Lautner parvient à susciter l'empathie avec des scènes potentiellement vulgaires comme ce moment bouleversant où Miou-Miou est contrainte les larmes aux yeux d'auditionner en récitant du Molière nue. Le réel attachement ressenti pour les personnages et la tendresse de leur relation crée un vrai ancrage émotionnel au film (notamment une très belle scène finale) qui sur ses bases peut aisément se lâcher sur le reste. Jean-Pierre Marielle livre une prestation extraordinaire en Bob Morlock, forçant le trait sur le côté flambeur et odieux des producteurs de l'époque tout en gardant sa sympathie habituelle et s'octroie les dialogues les plus mémorables du film.
-Dans la dernière production américaine, il y a 1h28 de sexe pour 1h30 de film.
-Et les 2 mn qui reste ?
- Psychologie !
S’il ne néglige pas le côté haut en couleur de cette communauté, Lautner évite pourtant le procès d'intention (avouant même dans les bonus de l'édition dvd qu'il allait voir les classiques de l'époque comme tout le monde) et s’amuse plutôt de l’aspect décalé et bon enfant qu’on y trouve (et rejoint en ce sens le futur Boogie Nights de Paul Thomas Anderson qui décrivait aussi les pionniers de l’industrie porno comme une grande famille). Une des scènes les plus réussies exprime d’ailleurs bien cette idée : Miou-Miou déboule sur le plateau de tournage bien décidé à faire un scandale et découvre un Pierre Richard dans son élément, concentré sur son sujet, enfin réalisateur épanoui et donnant des directives sur son plateau. C’est finalement une manière de débuter comme une autre qu’il n’y a pas matière à juger. Les interdictions au moins de 18 ans des lois Giscard feront à l’avenir tomber le porno dans la ghettoïsation et le sordide loin de la description qu’en fait ici Lautner. Hardcore de Paul Schrader en fin de décennie en montrera bien les dérives, la fête était finie. L’appât du gain suscité par le milieu est d'ailleurs idéalement mis en boite avec le rôle de la bourgeoise (jouée par la mère de Lautner René Saint Cyr souvent présente dans ses films) prête à investir quand elle découvrira les bénéfices potentiels, exigeant un film "bien raide" et "hardcore" (avec tout le décalage que peut créer le fait de voir dame distinguée s’exprimer ainsi) et annonçant les errements futurs.

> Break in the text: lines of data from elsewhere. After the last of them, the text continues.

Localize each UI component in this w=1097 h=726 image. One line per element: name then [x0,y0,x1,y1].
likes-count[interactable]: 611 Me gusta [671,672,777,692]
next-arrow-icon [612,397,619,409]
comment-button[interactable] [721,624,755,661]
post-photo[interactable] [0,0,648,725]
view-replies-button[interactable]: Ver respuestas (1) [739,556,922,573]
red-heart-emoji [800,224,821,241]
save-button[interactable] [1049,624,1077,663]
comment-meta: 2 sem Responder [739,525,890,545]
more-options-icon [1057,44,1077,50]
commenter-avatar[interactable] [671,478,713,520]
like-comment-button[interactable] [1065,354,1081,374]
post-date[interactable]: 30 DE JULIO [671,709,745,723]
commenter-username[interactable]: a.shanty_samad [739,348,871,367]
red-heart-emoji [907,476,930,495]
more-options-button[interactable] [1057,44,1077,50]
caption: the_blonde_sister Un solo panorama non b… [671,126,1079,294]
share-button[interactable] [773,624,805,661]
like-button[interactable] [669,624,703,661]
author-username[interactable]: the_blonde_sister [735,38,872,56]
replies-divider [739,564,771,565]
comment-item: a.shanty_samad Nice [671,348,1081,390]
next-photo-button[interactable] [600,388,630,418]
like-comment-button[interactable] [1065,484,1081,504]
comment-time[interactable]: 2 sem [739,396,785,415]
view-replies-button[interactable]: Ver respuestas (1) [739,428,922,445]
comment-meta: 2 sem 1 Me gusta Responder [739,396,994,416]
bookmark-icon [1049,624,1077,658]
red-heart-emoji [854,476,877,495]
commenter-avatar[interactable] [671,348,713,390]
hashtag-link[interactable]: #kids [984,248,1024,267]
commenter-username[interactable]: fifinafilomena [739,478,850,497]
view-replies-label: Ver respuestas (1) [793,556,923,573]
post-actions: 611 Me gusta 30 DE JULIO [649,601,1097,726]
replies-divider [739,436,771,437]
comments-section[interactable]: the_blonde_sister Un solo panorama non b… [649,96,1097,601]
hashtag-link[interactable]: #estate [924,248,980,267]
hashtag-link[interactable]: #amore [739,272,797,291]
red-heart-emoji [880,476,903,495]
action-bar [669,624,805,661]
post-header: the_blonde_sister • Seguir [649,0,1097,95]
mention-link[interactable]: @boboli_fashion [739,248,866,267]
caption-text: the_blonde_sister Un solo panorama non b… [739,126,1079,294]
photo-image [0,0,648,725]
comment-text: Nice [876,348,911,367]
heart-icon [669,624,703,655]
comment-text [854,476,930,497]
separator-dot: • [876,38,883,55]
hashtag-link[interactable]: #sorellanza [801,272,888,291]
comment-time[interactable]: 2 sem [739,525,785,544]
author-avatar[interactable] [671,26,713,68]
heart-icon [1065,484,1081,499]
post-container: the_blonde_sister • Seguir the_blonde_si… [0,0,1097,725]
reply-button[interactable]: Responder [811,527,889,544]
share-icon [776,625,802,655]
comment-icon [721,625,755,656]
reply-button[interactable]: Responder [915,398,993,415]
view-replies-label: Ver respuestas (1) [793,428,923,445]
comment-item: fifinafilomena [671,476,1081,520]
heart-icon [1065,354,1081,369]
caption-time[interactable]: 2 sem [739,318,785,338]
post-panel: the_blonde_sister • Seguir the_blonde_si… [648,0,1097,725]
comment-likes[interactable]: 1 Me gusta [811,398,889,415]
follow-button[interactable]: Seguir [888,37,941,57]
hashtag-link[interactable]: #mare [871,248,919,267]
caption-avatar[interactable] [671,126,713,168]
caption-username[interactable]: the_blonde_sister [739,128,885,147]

Le film fut aussi l'occasion d'apprécier (outre Gérard Jugnot qui a un vrai rôle) les membres de la troupe du Splendid (le regretté Michel Blanc encore chevelu et Marie Anne Chazel entre autres) qui triompheront deux ans plus tard avec Les Bronzés et auquel Lautner fut un des premiers a donner une chance, une scène étant même filmée au Splendid. Petite curiosité d’ailleurs, le film a connu un quasi-remake sortira dans les années 2000 avec le film espagnol Torremolinos 73 ayant la même trame et se déroulant à la même période, mais dont l’intrigue joue sur un mode plus dramatique.